Yes, my answer was incomplete. Your code should resolve this issue completely.

Feel free to clone the dbt-GA4 repository, create a branch, make your changes, publish the branch and then submit a PR. You'll get credit that way for your contribution. It's a good first contribution.

adamribaudo-velir commented 8 months ago

The fix seems straight-forward, thanks. I'm just a little hung up on whether it's appropriate to override the medium to cpc when the URL has utm_medium=organic. Does anyone know why this behavior changed? Is there any documentation or are there related release notes from Google?

dgitis commented 8 months ago

The issue is with medium=organic and not utm_medium=organic. Before, Google used to have medium=null and then would set the medium to organic based on its server-side rule set.

Now they seem to be moving the attribution logic client-side, so a visit from Google Ads with no UTM codes is sometimes set to null and sometimes set to organic where our CPC fix currently only fixes the when the medium is null. I believe this happened when Google started setting source and medium fields on the session_start and first_visit events.

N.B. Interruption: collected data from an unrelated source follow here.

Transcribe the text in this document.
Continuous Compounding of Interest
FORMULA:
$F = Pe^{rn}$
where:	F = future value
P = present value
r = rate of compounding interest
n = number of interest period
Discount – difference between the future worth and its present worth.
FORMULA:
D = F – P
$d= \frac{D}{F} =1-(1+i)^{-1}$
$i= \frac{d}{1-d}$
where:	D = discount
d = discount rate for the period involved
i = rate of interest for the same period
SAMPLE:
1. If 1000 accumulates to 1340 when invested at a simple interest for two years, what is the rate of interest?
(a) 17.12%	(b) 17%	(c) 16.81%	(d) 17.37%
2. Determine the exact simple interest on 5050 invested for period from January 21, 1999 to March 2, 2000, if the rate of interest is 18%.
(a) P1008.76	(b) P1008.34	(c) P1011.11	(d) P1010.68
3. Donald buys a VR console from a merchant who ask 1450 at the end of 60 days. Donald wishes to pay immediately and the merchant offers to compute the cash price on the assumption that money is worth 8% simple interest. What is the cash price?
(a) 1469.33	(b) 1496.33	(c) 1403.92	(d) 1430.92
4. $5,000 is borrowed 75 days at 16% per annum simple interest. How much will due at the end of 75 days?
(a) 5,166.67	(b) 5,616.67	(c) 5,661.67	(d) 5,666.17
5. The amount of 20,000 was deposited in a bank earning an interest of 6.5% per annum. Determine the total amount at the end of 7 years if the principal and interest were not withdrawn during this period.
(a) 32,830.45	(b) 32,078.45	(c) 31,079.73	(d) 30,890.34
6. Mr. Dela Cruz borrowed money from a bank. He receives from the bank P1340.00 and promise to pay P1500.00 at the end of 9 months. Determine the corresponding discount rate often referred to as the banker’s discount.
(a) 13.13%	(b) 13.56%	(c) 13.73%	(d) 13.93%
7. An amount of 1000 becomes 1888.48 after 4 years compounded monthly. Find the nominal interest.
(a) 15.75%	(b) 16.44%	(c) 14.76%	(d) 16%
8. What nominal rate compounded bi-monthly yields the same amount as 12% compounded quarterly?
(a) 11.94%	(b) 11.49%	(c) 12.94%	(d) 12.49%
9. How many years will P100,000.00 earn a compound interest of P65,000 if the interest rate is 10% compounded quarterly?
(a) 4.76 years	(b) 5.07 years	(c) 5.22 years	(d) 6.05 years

I do understand your hesitation with overriding UTM codes. This fix would override utm_medium=organic because that will then set medium=organic, but it shouldn't be an issue in practice as no one can add UTM codes to legitimate organic traffic and this only overrides the medium when a gclid is present.

If you want, I can add logic to extract the UTMs in the case statement and use those first, but I think it won't change anything in practice as it seems unlikely that anyone would want to set the UTM to organic on Google Ads traffic.

It occurs to me that the test in the PR needs to be changed to test against original_page_location rather than page location. I'll fix that now.